As a newly freed man of the county, Melon pays little heed to such numerical conventions. Having amassed a molehill into a mountain, the flat interest of the valley floor invites the debtor to linger. Like an inveterate Argentinian Alpinist laid low by the bastards at the World Bank, heady with the abundance of sea-level air, blue sky thinking, and no longer weighed down by aspirations of ascent and domination, green shoots have started to appear. The cycle of climb and descent is evened out by the leveller of economic inaction.
Quite apart from the concentrated politics of the economic war, there is the no less tricky question of where to be and what to become. What psychosis has disclosed to Trolley, psychedelics have revealed to Melon. Once you truly understand the people who inhabit your world are mostly paper-thin caricatures that largely conform to type, life becomes a lot fucking easier.
The Minister has goaded Melon.
"When's the last time you did any activism, then?"
That then hangs off the end of the sentence, a ripe grenade waiting detonation.
"My life is a revolution!

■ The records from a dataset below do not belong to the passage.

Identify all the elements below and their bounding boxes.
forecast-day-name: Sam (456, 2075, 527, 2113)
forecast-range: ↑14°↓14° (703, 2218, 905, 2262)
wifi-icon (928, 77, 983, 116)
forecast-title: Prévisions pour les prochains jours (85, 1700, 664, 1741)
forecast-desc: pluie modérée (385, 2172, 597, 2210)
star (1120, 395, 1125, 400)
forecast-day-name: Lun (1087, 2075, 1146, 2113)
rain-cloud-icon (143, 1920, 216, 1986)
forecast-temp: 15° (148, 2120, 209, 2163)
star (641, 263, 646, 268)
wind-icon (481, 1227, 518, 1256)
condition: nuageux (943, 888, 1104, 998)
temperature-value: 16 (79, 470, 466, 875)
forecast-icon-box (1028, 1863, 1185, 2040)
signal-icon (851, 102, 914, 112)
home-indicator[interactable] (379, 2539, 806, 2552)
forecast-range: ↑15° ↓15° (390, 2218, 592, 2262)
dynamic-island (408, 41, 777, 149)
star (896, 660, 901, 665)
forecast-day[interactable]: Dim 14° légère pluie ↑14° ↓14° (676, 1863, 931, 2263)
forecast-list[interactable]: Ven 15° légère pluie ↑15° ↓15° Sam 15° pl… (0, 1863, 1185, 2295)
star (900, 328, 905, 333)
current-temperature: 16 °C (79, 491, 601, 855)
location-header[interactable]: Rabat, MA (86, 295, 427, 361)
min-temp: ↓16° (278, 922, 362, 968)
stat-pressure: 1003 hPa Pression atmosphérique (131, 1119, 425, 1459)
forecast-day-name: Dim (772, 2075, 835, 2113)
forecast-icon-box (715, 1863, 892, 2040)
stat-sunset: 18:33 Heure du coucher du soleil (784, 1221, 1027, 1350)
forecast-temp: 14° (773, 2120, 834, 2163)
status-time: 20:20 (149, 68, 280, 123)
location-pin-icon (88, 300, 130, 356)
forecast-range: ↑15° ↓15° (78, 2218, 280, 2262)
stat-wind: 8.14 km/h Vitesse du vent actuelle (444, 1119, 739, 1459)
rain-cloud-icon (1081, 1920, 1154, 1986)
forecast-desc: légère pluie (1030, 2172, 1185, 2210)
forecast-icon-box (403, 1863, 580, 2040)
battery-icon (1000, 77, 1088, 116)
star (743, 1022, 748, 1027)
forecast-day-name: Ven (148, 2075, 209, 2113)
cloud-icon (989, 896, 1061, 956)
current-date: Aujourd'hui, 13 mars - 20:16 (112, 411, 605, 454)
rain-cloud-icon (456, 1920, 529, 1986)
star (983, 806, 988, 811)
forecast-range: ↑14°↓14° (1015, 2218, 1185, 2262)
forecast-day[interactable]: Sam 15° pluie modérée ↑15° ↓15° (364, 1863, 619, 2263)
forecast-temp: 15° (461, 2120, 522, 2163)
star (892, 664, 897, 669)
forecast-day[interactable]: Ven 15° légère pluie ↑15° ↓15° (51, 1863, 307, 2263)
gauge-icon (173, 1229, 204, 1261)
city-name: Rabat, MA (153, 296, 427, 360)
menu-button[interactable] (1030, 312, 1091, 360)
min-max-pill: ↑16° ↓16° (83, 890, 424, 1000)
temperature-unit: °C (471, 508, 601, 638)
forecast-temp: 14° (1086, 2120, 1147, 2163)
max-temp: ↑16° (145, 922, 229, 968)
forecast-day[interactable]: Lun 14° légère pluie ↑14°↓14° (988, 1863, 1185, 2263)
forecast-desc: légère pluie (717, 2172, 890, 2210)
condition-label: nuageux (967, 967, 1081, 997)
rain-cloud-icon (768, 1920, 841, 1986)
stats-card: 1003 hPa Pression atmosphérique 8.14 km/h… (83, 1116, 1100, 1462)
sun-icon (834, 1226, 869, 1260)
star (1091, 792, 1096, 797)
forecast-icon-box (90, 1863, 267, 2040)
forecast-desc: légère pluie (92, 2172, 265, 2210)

The truth I tell is a weapon in the class war. What you got, Minister? Apart from tattoos, saffron robes and stupid questions?
"Well, I ..."
"I got a question for you to meditate on. Why don't you fuck off?"
As the expletives explode, Trolley and Melon continue waiting for Cambridgeshire... to act, to do something, anything.
In Spanish, esperar is to hope, to wait for something to happen. Waiting is just a very patient form of emotionally-managed hoping. It’s a wonder the English don’t have a word.